通勤に走る東名高速の防音壁に凌霄りょうしょう咲きぬ

凌霄りょうしょうが視界に入り今年もまた期末試験の季節と思ふ

濃緑の葉と凌霄花りょうしょうかに数週間コンクリートの肌装はる

凌霄りょうしょうの連想毎年同じなり期末の準備と目黒の母と

凌霄花りょうしょうか揺るるの庭 母のこと 弟のこと 姪たちのこと

2014年7月詠 『橄欖』2014年10月号 初出

目黒の実家は大正時代に母の祖父、私の曾祖父が買った家である。海軍工廠のあった横須賀から上京し、目黒の海軍技術研究所に赴任することが決まった時に、通勤に便利な場所で探した家だった。

私の祖母はその曾祖父のひとり娘だった。この家から女学校へ通い、養子を迎え、そのまま両親と同居して7人の子を産み育てた。

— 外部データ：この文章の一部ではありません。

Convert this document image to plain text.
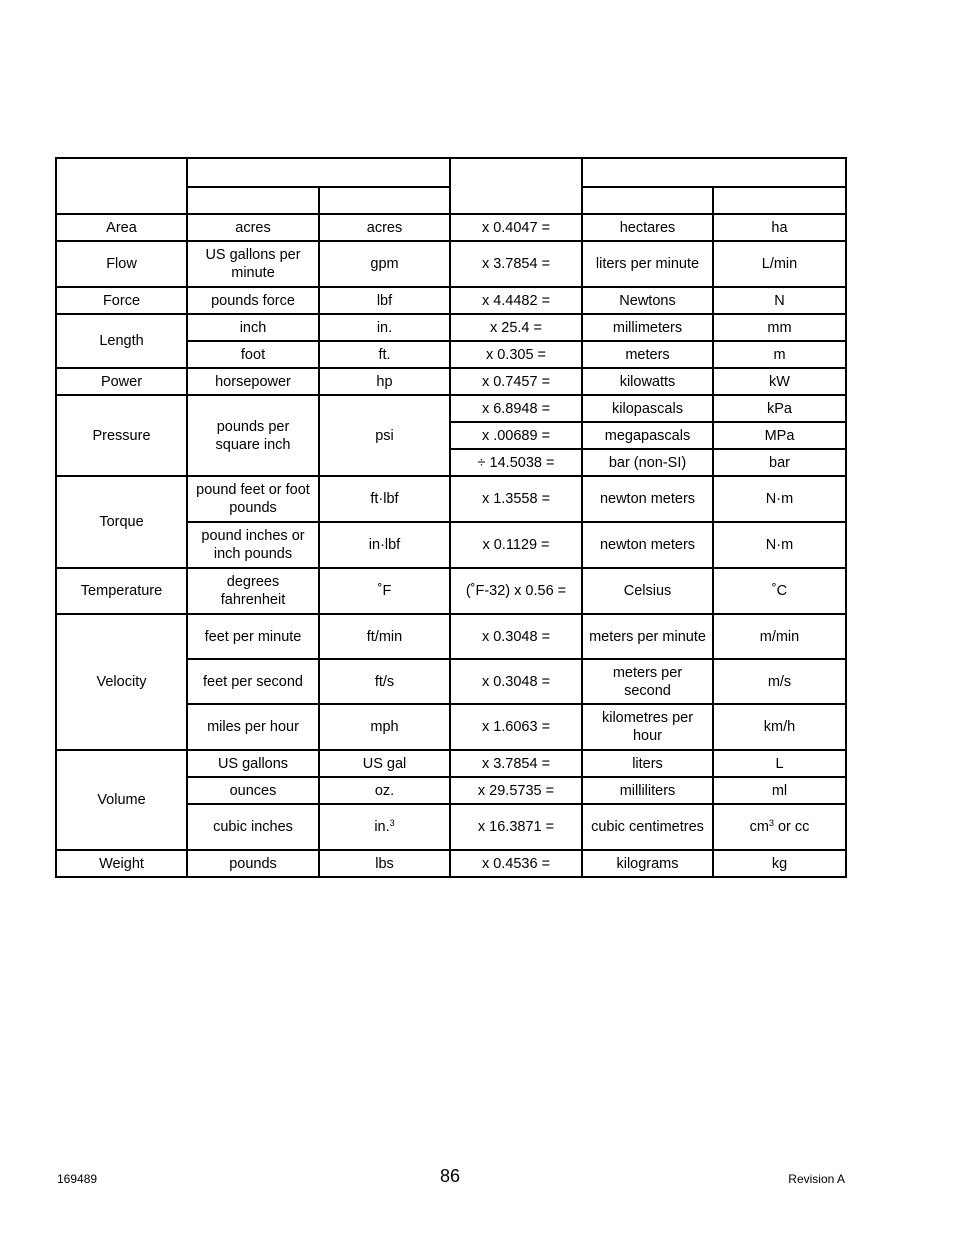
Area	acres	acres	x 0.4047 =	hectares	ha
Flow	US gallons per minute	gpm	x 3.7854 =	liters per minute	L/min
Force	pounds force	lbf	x 4.4482 =	Newtons	N
Length	inch	in.	x 25.4 =	millimeters	mm
	foot	ft.	x 0.305 =	meters	m
Power	horsepower	hp	x 0.7457 =	kilowatts	kW
Pressure	pounds per square inch	psi	x 6.8948 =	kilopascals	kPa
			x .00689 =	megapascals	MPa
			÷ 14.5038 =	bar (non-SI)	bar
Torque	pound feet or foot pounds	ft·lbf	x 1.3558 =	newton meters	N·m
	pound inches or inch pounds	in·lbf	x 0.1129 =	newton meters	N·m
Temperature	degrees fahrenheit	˚F	(˚F-32) x 0.56 =	Celsius	˚C
Velocity	feet per minute	ft/min	x 0.3048 =	meters per minute	m/min
	feet per second	ft/s	x 0.3048 =	meters per second	m/s
	miles per hour	mph	x 1.6063 =	kilometres per hour	km/h
Volume	US gallons	US gal	x 3.7854 =	liters	L
	ounces	oz.	x 29.5735 =	milliliters	ml
	cubic inches	in.$^3$	x 16.3871 =	cubic centimetres	$cm^3$ or cc
Weight	pounds	lbs	x 0.4536 =	kilograms	kg
169489	86	Revision A
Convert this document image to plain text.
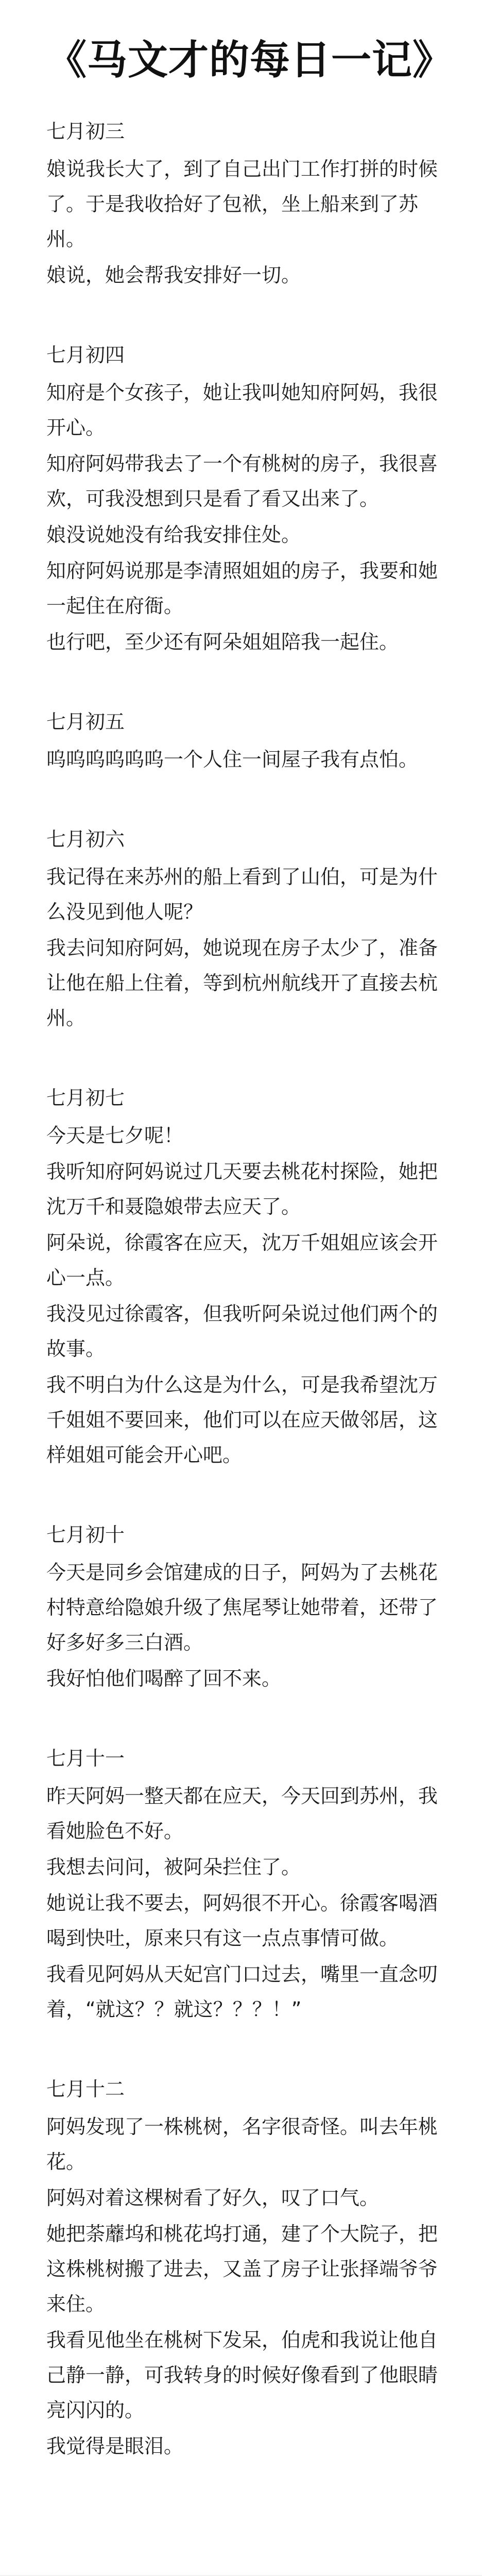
《马文才的每日一记》
七月初三

娘说我长大了，到了自己出门工作打拼的时候了。于是我收拾好了包袱，坐上船来到了苏州。

娘说，她会帮我安排好一切。

七月初四

知府是个女孩子，她让我叫她知府阿妈，我很开心。

知府阿妈带我去了一个有桃树的房子，我很喜欢，可我没想到只是看了看又出来了。

娘没说她没有给我安排住处。

知府阿妈说那是李清照姐姐的房子，我要和她一起住在府衙。

也行吧，至少还有阿朵姐姐陪我一起住。

七月初五

呜呜呜呜呜呜一个人住一间屋子我有点怕。

七月初六

我记得在来苏州的船上看到了山伯，可是为什么没见到他人呢？

我去问知府阿妈，她说现在房子太少了，准备让他在船上住着，等到杭州航线开了直接去杭州。

七月初七

今天是七夕呢！

我听知府阿妈说过几天要去桃花村探险，她把沈万千和聂隐娘带去应天了。

阿朵说，徐霞客在应天，沈万千姐姐应该会开心一点。

我没见过徐霞客，但我听阿朵说过他们两个的故事。

我不明白为什么这是为什么，可是我希望沈万千姐姐不要回来，他们可以在应天做邻居，这样姐姐可能会开心吧。

七月初十

今天是同乡会馆建成的日子，阿妈为了去桃花村特意给隐娘升级了焦尾琴让她带着，还带了好多好多三白酒。

我好怕他们喝醉了回不来。

七月十一

昨天阿妈一整天都在应天，今天回到苏州，我看她脸色不好。

我想去问问，被阿朵拦住了。

她说让我不要去，阿妈很不开心。徐霞客喝酒喝到快吐，原来只有这一点点事情可做。

我看见阿妈从天妃宫门口过去，嘴里一直念叨着，“就这？？就这？？？！”

七月十二

阿妈发现了一株桃树，名字很奇怪。叫去年桃花。

阿妈对着这棵树看了好久，叹了口气。

她把荼蘼坞和桃花坞打通，建了个大院子，把这株桃树搬了进去，又盖了房子让张择端爷爷来住。

我看见他坐在桃树下发呆，伯虎和我说让他自己静一静，可我转身的时候好像看到了他眼睛亮闪闪的。

我觉得是眼泪。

曾祖父も祖父も戦前に英国へ単身赴任し、全国各地へ出張もしたが、帰る家はこの目黒の家だった。

祖母は1982年の夏に逝去した。残された79歳の祖父の世話をするため、私の母と父がこの目黒の家に住むことになった。庭のノウゼンカズラが毎夏咲き誇るたびに母は祖母の思い出を語った。

弟が結婚し、二人目のこどもができた時に、横浜から目黒へ移った。敷地内の古い二棟の家屋を壊して新しく二棟の家に建て替えたが、大正時代からの庭はそのまま残された。松も、梅も、柿も、皐月も、凌霄の棚も。

私の姪たちは、毎日庭を通って「おばあちゃん」の家へ遊びに行きながら新しい家で育った。小さい頃の姪たちはこの庭を「もり」と呼んでいた。

母の実家は私の実家になった。結婚後に愛知県へ転居した私は、毎夏、ノウゼンカズラの花を見るたびに目黒の家と、母と、弟と、姪たちのことを思う。